Selezionatore della Rappresentativa Regionale U17

Dopo 3 anni di stop causa COVID siamo ripartiti con la Rappresentativa Under 17; ad oggi è difficile fare una valutazione ma sicuramente il COVID ha interrotto un percorso in una età particolarmente delicata e alcuni ragazzi potrebbero averne risentito sia tecnicamente che mentalmente.

A questa età si cerca di dare una collocazione tattica stabile ai ragazzi, ma oggi l’interpretazione dei ruoli favorisce l’ interscambiabilità. Questa cosa ad esempio in un torneo come quello che andremo ad affrontare con la Rappresentativa nel quale giocheremo tutti i giorni è un fattore molto importante che influirà anche sulla scelta dei singoli ragazzi.

Il calcio odierno è sicuramente più spettacolare. Sia la collocazione tattica “a zona “, ma soprattutto l’ atteggiamento maggiormente indirizzato verso un calcio sempre più offensivo, ha fatto sì che gli 0/0 siano ormai risultati rari. Fino ad una decina di anni fa, l’Italia era famosa soprattutto per la qualità dei propri difensori, oggi non è più così, ma è più il frutto di un cambiamento di mentalità che di un peggioramento delle qualità dei nostri giocatori.

Oggi sembra che le qualità fisiche prevalgano su quelle tecniche. Gli ” osservatori ” delle varie Società professioniste tengono molto in considerazione questo aspetto. Ci sono dei ruoli, ad esempio quello dei difensori centrali, dove non vengono presi in considerazione ragazzi che non abbiano una prospettiva di crescita che non li porti a 185/190 cm di altezza. Personalmente almeno a questa età, prediligo ancora elementi tecnici in grado di far ripartire l’azione, ma è chiaro che in certi ruoli la crescita fisica influirà molto sulle prospettive dei ragazzi.
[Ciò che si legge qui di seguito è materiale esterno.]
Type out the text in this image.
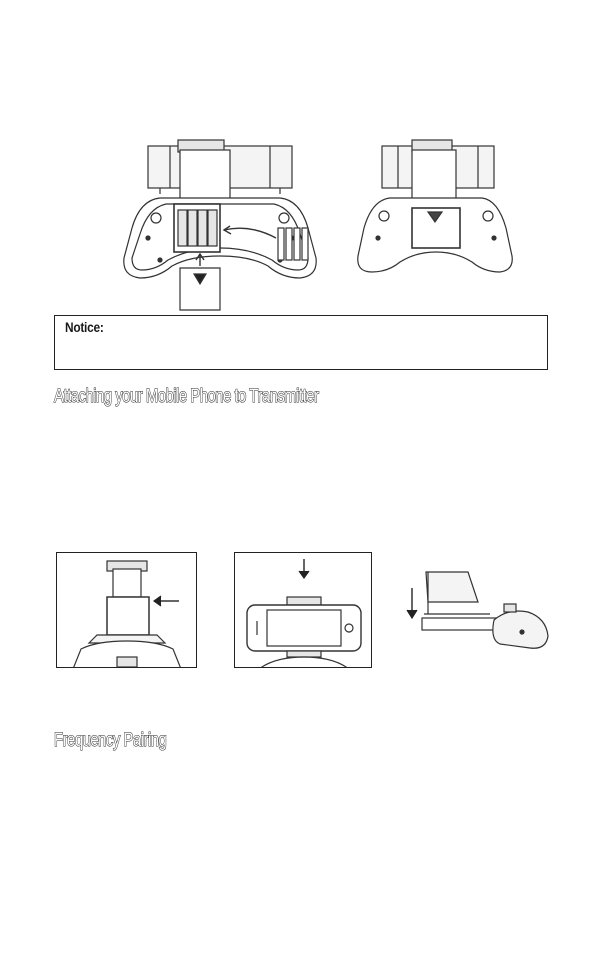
Notice:
Attaching your Mobile Phone to Transmitter
Frequency Pairing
I mondiali in Qatar hanno mostrato un calcio con disposizioni tattiche in continua evoluzione e soprattutto che variano più volte anche all’interno della singola partita. Altro aspettiamo è quello legato all’impiego di calciatori sempre più giovani (18/19 anni), nelle rispettive Nazionali; è chiaro che questo impiego è legato al fatto che questi ragazzi giochino con continuità nelle rispettive squadre di club. Questo in Italia non succede e si preferisce fare passare i ragazzi attraverso percorsi che prevedano una prima transizione in club di serie minori.

I Motivi per cui i giovani di talento hanno difficoltà ad emergere in Italia sono sia normativi ( e l’abolizione del vincolo probabilmente li accentuerà ), che di strutturazione dei campionati. Si dà inoltre troppo spazio all’impiego di ragazzi provenienti da altre Nazioni, ma spesso di bassa qualità.

L’Under 17 è l’ultima categoria di settore giovanile e può rappresentare per i più bravi un trampolino verso il calcio degli adulti; è anche contemporaneamente l’età delle scelte e conseguentemente anche delle rinunce, perché gli impegni in qualunque direzioni vadano, sia sportiva, sia scolastica,sia anche affettiva, si intensificano.